Obtaining the individual, relative variance contributions of fixed and radnom effects of an LMM in R

#1
Hello,
I am running a LMM (using the lmer4 package) with the following structure: lmer(Response~F1+F2+F3+(1|R1)+(1|R1:T2)+(1|R2))
For my research question I would like to quantify how much of the overall variance is explained by each indvidual fixed and each random effect. In other words I would like to be able to say something like: xy% of the overall variance are explained by the fixed effect F1, yz% of the overall model variance are explained be the interaction of the random effects R1 and T2 etc. Is there an R-package that can use my lmer models and provide me with the individual variance proportions (or another measure of effect size) for each fixed and random effect? The fixed and random effect variances should be comparable
I looked up several posts on stackoverfolw:e.g. https://stats.stackexchange.com/que...f-explained-variance-in-a-mixed-effects-model
But in most cases the recommended packages can only proved overall variances across all fixed or random effects (e.g. the MuMIn package) or they provide either only random effect variances (e.g. the specr package) or only effect sizes for fixed effects (e.g. anova_stats)
Your help is much appreciated Mike
 

hlsmith

Less is more. Stay pure. Stay poor.
#2
Hmm, I am not well versed in this area, but I was thinking MM just could tell you how much variability each level explained. I don't recall seeing a value for each variable, like in multiple linear regression. Though, I could be wrong.

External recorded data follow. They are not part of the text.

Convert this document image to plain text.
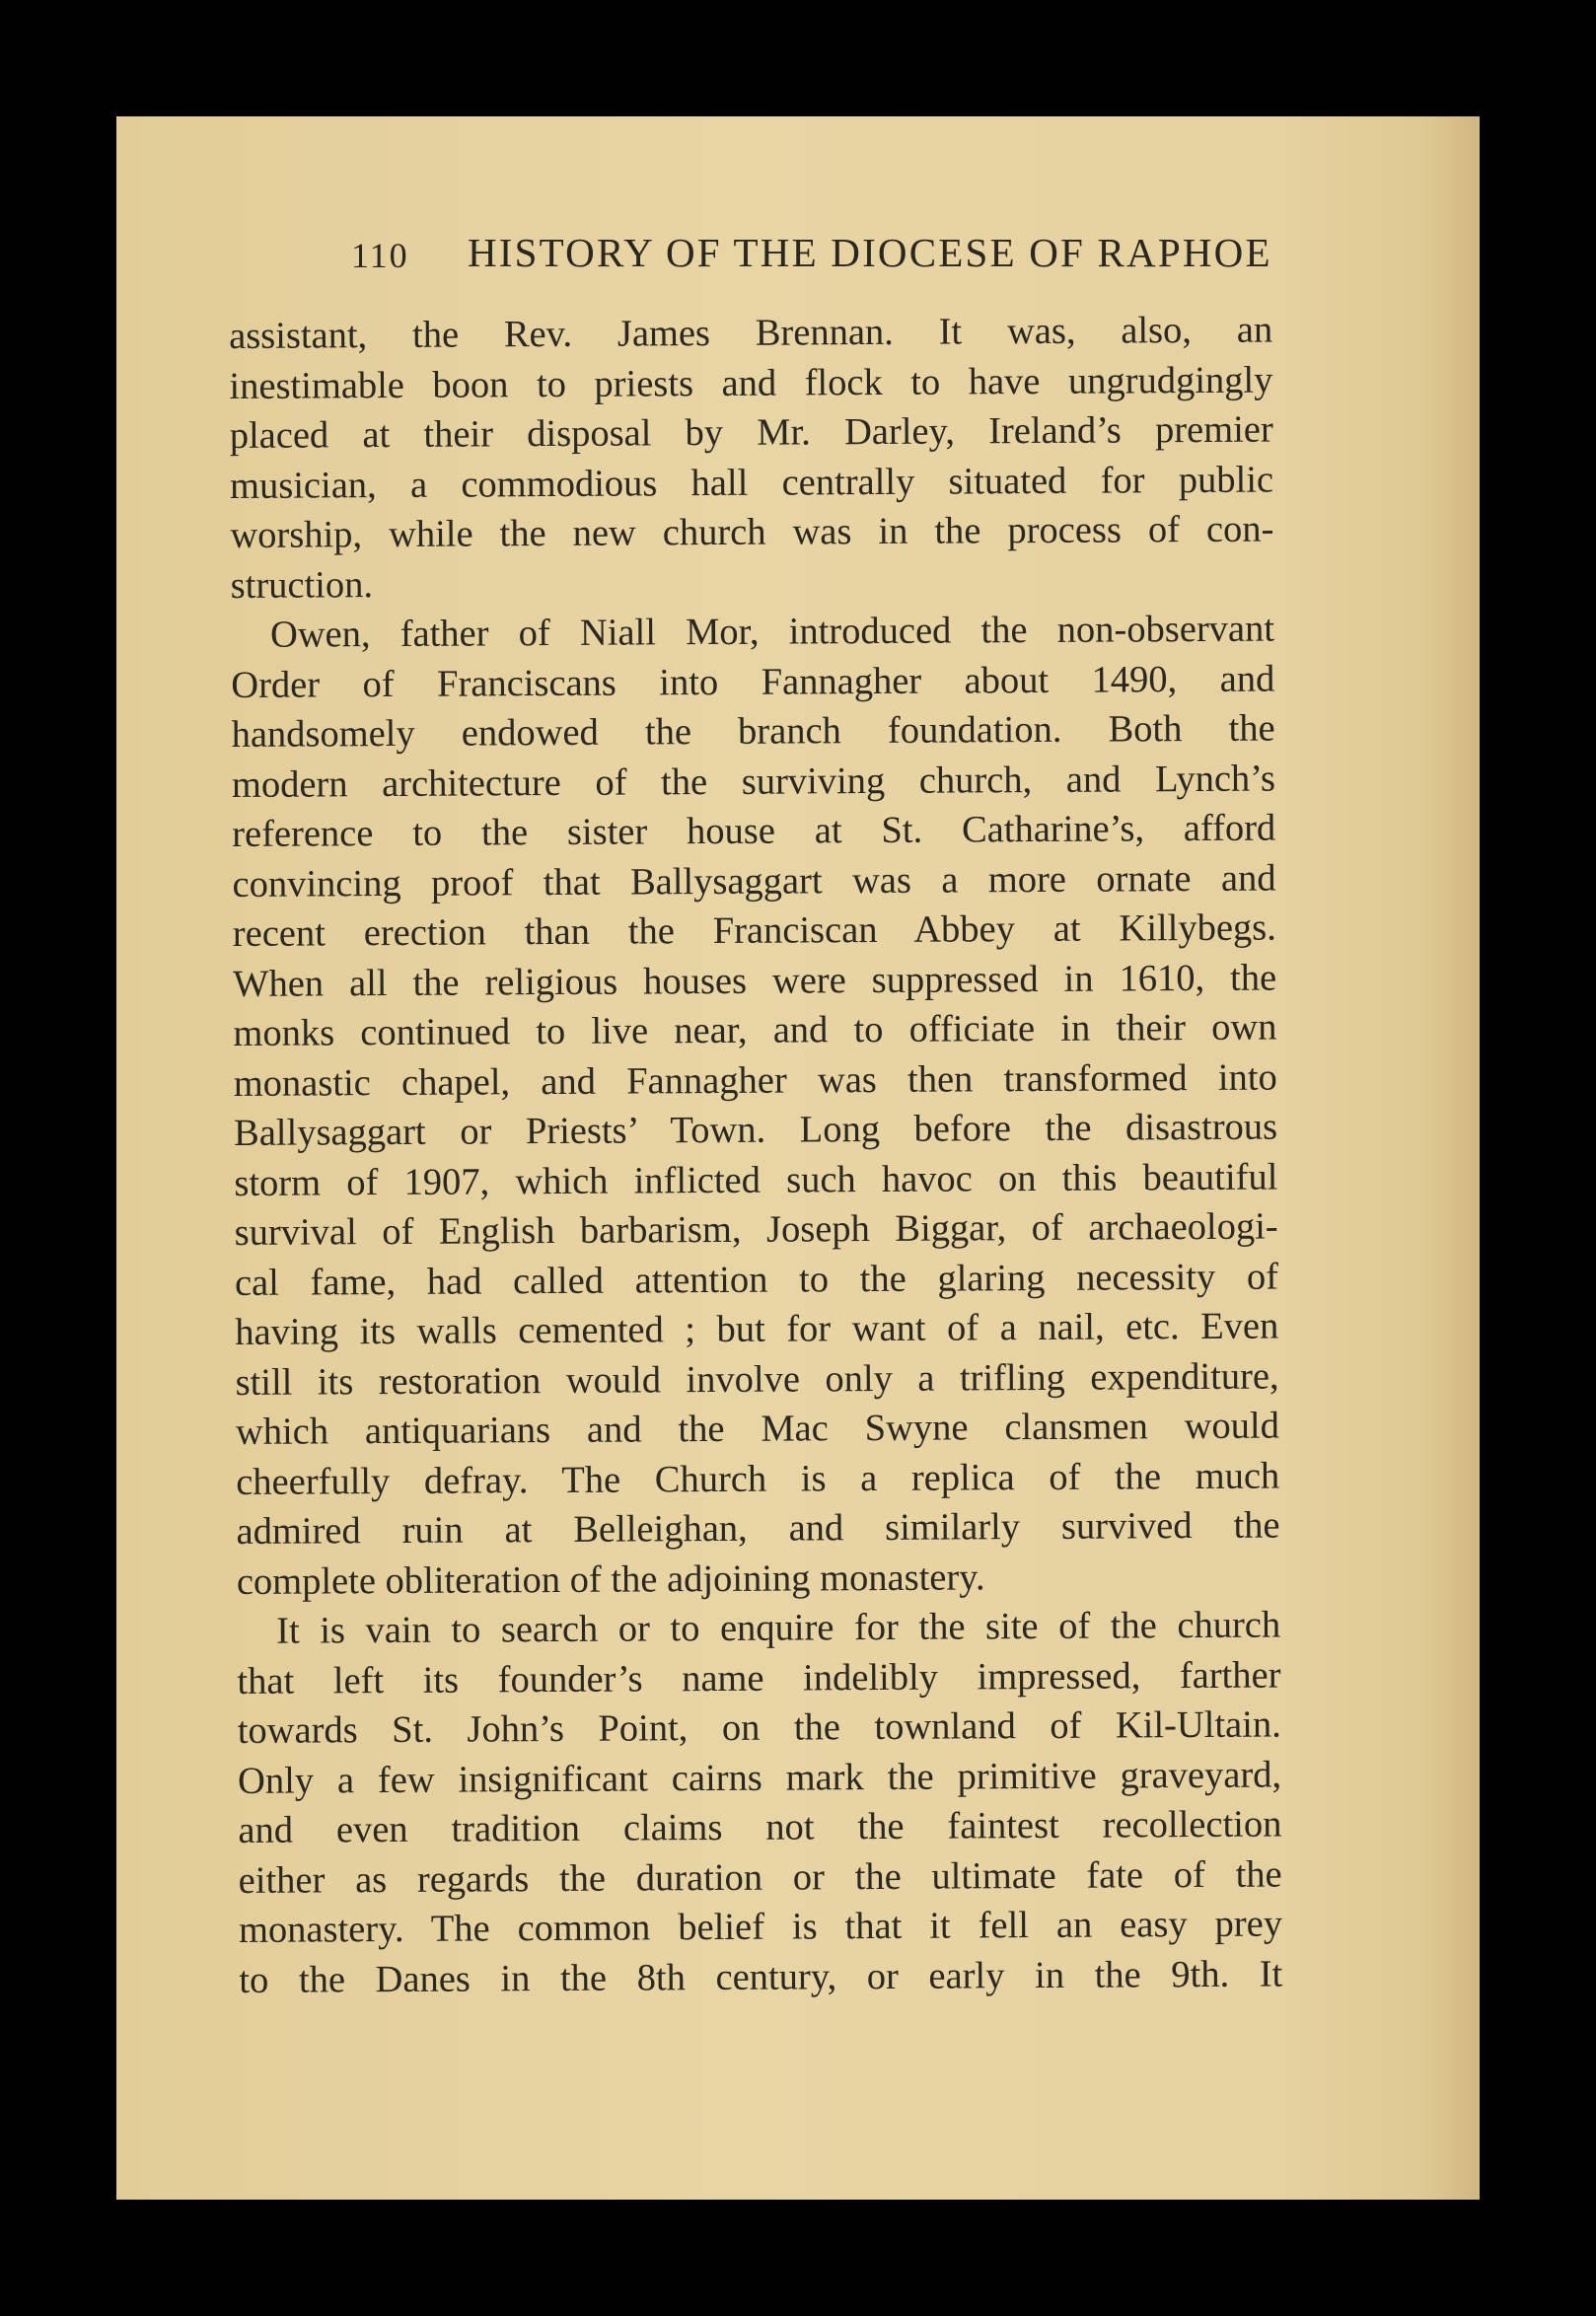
110 HISTORY OF THE DIOCESE OF RAPHOE
assistant, the Rev. James Brennan. It was, also, an
inestimable boon to priests and flock to have ungrudgingly
placed at their disposal by Mr. Darley, Ireland’s premier
musician, a commodious hall centrally situated for public
worship, while the new church was in the process of con-
struction.
Owen, father of Niall Mor, introduced the non-observant
Order of Franciscans into Fannagher about 1490, and
handsomely endowed the branch foundation. Both the
modern architecture of the surviving church, and Lynch’s
reference to the sister house at St. Catharine’s, afford
convincing proof that Ballysaggart was a more ornate and
recent erection than the Franciscan Abbey at Killybegs.
When all the religious houses were suppressed in 1610, the
monks continued to live near, and to officiate in their own
monastic chapel, and Fannagher was then transformed into
Ballysaggart or Priests’ Town. Long before the disastrous
storm of 1907, which inflicted such havoc on this beautiful
survival of English barbarism, Joseph Biggar, of archaeologi-
cal fame, had called attention to the glaring necessity of
having its walls cemented ; but for want of a nail, etc. Even
still its restoration would involve only a trifling expenditure,
which antiquarians and the Mac Swyne clansmen would
cheerfully defray. The Church is a replica of the much
admired ruin at Belleighan, and similarly survived the
complete obliteration of the adjoining monastery.
It is vain to search or to enquire for the site of the church
that left its founder’s name indelibly impressed, farther
towards St. John’s Point, on the townland of Kil-Ultain.
Only a few insignificant cairns mark the primitive graveyard,
and even tradition claims not the faintest recollection
either as regards the duration or the ultimate fate of the
monastery. The common belief is that it fell an easy prey
to the Danes in the 8th century, or early in the 9th. It
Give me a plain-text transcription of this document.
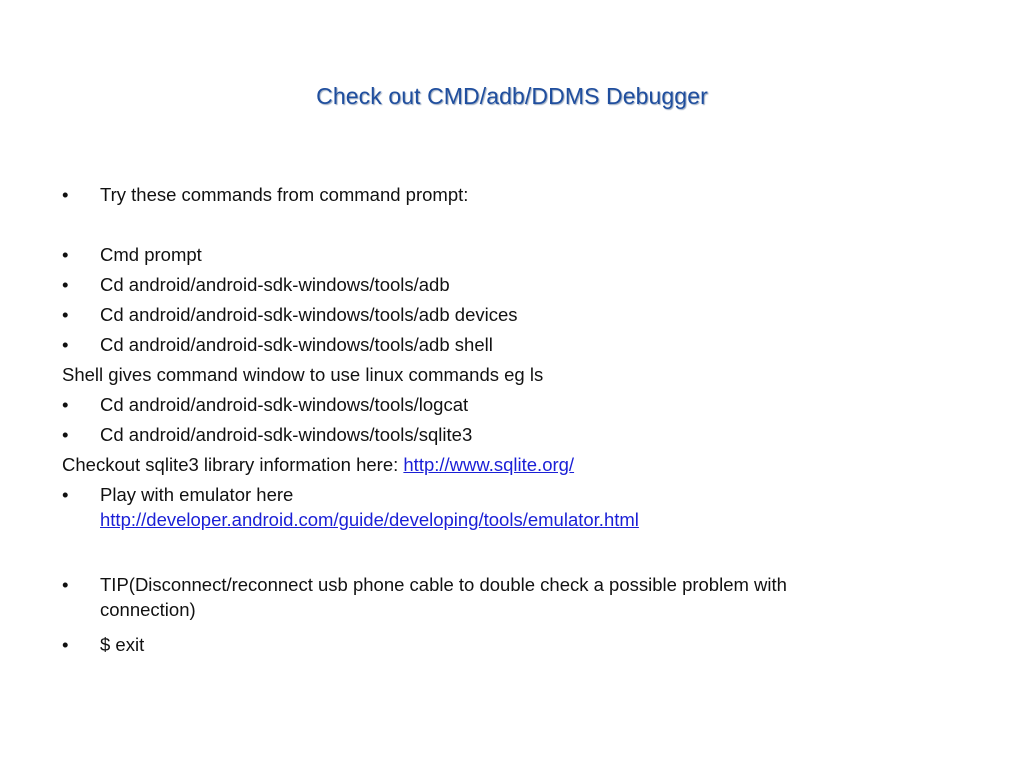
Check out CMD/adb/DDMS Debugger
•	Try these commands from command prompt:
•	Cmd prompt
•	Cd android/android-sdk-windows/tools/adb
•	Cd android/android-sdk-windows/tools/adb devices
•	Cd android/android-sdk-windows/tools/adb shell
Shell gives command window to use linux commands eg ls
•	Cd android/android-sdk-windows/tools/logcat
•	Cd android/android-sdk-windows/tools/sqlite3
Checkout sqlite3 library information here: http://www.sqlite.org/
•	Play with emulator here
http://developer.android.com/guide/developing/tools/emulator.html
•	TIP(Disconnect/reconnect usb phone cable to double check a possible problem with
connection)
•	$ exit
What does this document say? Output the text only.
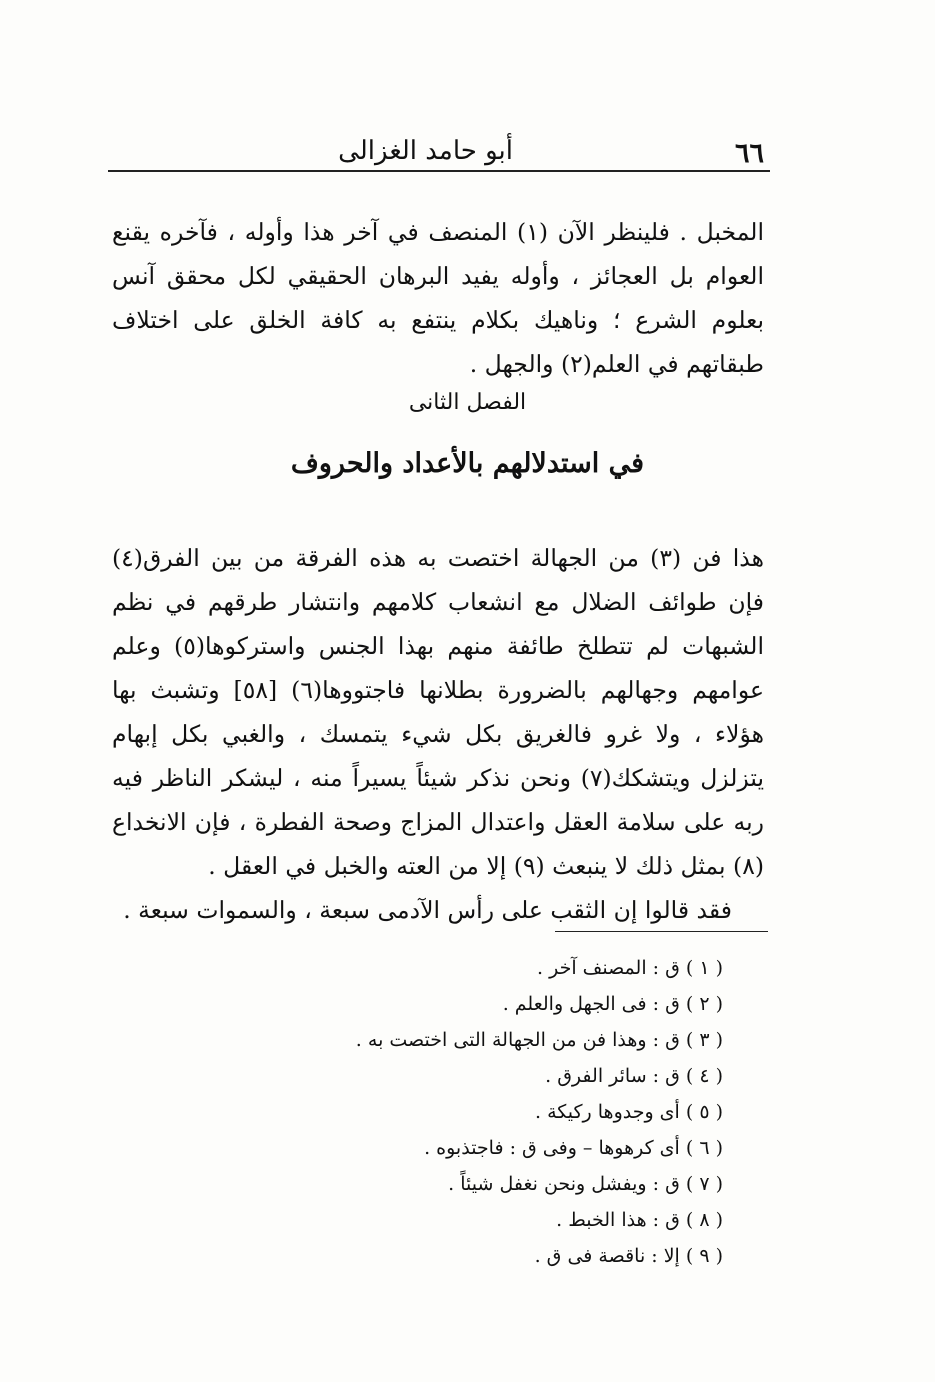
٦٦
أبو حامد الغزالى

المخبل . فلينظر الآن (١) المنصف في آخر هذا وأوله ، فآخره يقنع العوام بل العجائز ، وأوله يفيد البرهان الحقيقي لكل محقق آنس بعلوم الشرع ؛ وناهيك بكلام ينتفع به كافة الخلق على اختلاف طبقاتهم في العلم(٢) والجهل .

الفصل الثانى
في استدلالهم بالأعداد والحروف

هذا فن (٣) من الجهالة اختصت به هذه الفرقة من بين الفرق(٤) فإن طوائف الضلال مع انشعاب كلامهم وانتشار طرقهم في نظم الشبهات لم تتطلخ طائفة منهم بهذا الجنس واستركوها(٥) وعلم عوامهم وجهالهم بالضرورة بطلانها فاجتووها(٦) [٥٨] وتشبث بها هؤلاء ، ولا غرو فالغريق بكل شيء يتمسك ، والغبي بكل إبهام يتزلزل ويتشكك(٧) ونحن نذكر شيئاً يسيراً منه ، ليشكر الناظر فيه ربه على سلامة العقل واعتدال المزاج وصحة الفطرة ، فإن الانخداع (٨) بمثل ذلك لا ينبعث (٩) إلا من العته والخبل في العقل .

فقد قالوا إن الثقب على رأس الآدمى سبعة ، والسموات سبعة .

( ١ ) ق : المصنف آخر .
( ٢ ) ق : فى الجهل والعلم .
( ٣ ) ق : وهذا فن من الجهالة التى اختصت به .
( ٤ ) ق : سائر الفرق .
( ٥ ) أى وجدوها ركيكة .
( ٦ ) أى كرهوها – وفى ق : فاجتذبوه .
( ٧ ) ق : ويفشل ونحن نغفل شيئاً .
( ٨ ) ق : هذا الخبط .
( ٩ ) إلا : ناقصة فى ق .
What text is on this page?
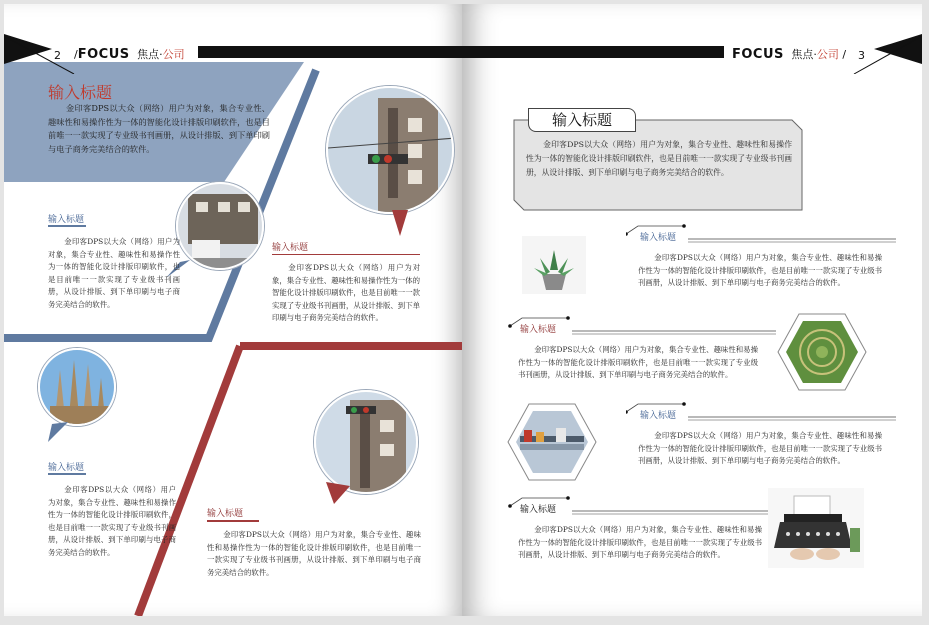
2 /FOCUS 焦点·公司
输入标题
金印客DPS以大众（网络）用户为对象，集合专业性、趣味性和易操作性为一体的智能化设计排版印刷软件，也是目前唯一一款实现了专业级书刊画册，从设计排版、到下单印刷与电子商务完美结合的软件。
输入标题
金印客DPS以大众（网络）用户为对象，集合专业性、趣味性和易操作性为一体的智能化设计排版印刷软件，也是目前唯一一款实现了专业级书刊画册，从设计排版、到下单印刷与电子商务完美结合的软件。
输入标题
金印客DPS以大众（网络）用户为对象，集合专业性、趣味性和易操作性为一体的智能化设计排版印刷软件，也是目前唯一一款实现了专业级书刊画册，从设计排版、到下单印刷与电子商务完美结合的软件。
输入标题
金印客DPS以大众（网络）用户为对象，集合专业性、趣味性和易操作性为一体的智能化设计排版印刷软件，也是目前唯一一款实现了专业级书刊画册，从设计排版、到下单印刷与电子商务完美结合的软件。
输入标题
金印客DPS以大众（网络）用户为对象，集合专业性、趣味性和易操作性为一体的智能化设计排版印刷软件，也是目前唯一一款实现了专业级书刊画册，从设计排版、到下单印刷与电子商务完美结合的软件。
FOCUS 焦点·公司 / 3
输入标题
金印客DPS以大众（网络）用户为对象，集合专业性、趣味性和易操作性为一体的智能化设计排版印刷软件，也是目前唯一一款实现了专业级书刊画册，从设计排版、到下单印刷与电子商务完美结合的软件。
输入标题
金印客DPS以大众（网络）用户为对象，集合专业性、趣味性和易操作性为一体的智能化设计排版印刷软件，也是目前唯一一款实现了专业级书刊画册，从设计排版、到下单印刷与电子商务完美结合的软件。
输入标题
金印客DPS以大众（网络）用户为对象，集合专业性、趣味性和易操作性为一体的智能化设计排版印刷软件，也是目前唯一一款实现了专业级书刊画册，从设计排版、到下单印刷与电子商务完美结合的软件。
输入标题
金印客DPS以大众（网络）用户为对象，集合专业性、趣味性和易操作性为一体的智能化设计排版印刷软件，也是目前唯一一款实现了专业级书刊画册，从设计排版、到下单印刷与电子商务完美结合的软件。
输入标题
金印客DPS以大众（网络）用户为对象，集合专业性、趣味性和易操作性为一体的智能化设计排版印刷软件，也是目前唯一一款实现了专业级书刊画册，从设计排版、到下单印刷与电子商务完美结合的软件。
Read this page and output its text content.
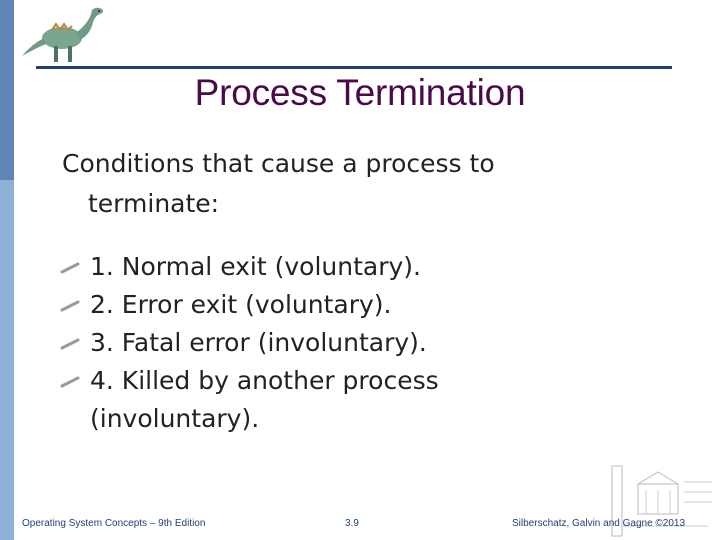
Process Termination
Conditions that cause a process to
terminate:
1. Normal exit (voluntary).
2. Error exit (voluntary).
3. Fatal error (involuntary).
4. Killed by another process (involuntary).
Operating System Concepts – 9th Edition	3.9	Silberschatz, Galvin and Gagne ©2013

@spunky and @Jake do you have any input on this?
 
#3
Hi hlsmith,
Thank you for your answer.
You are partially right, LMM tells you indeed how much of the variability each random effect (& residual) explains. But it regards all random effect (&residual) variability as 100%
I would be interested in an approach that tells me how much of each random and fixed effect explains in terms of variability when the variabilitiy of all random effects, fixed effects as well as the residual together is considered 100%.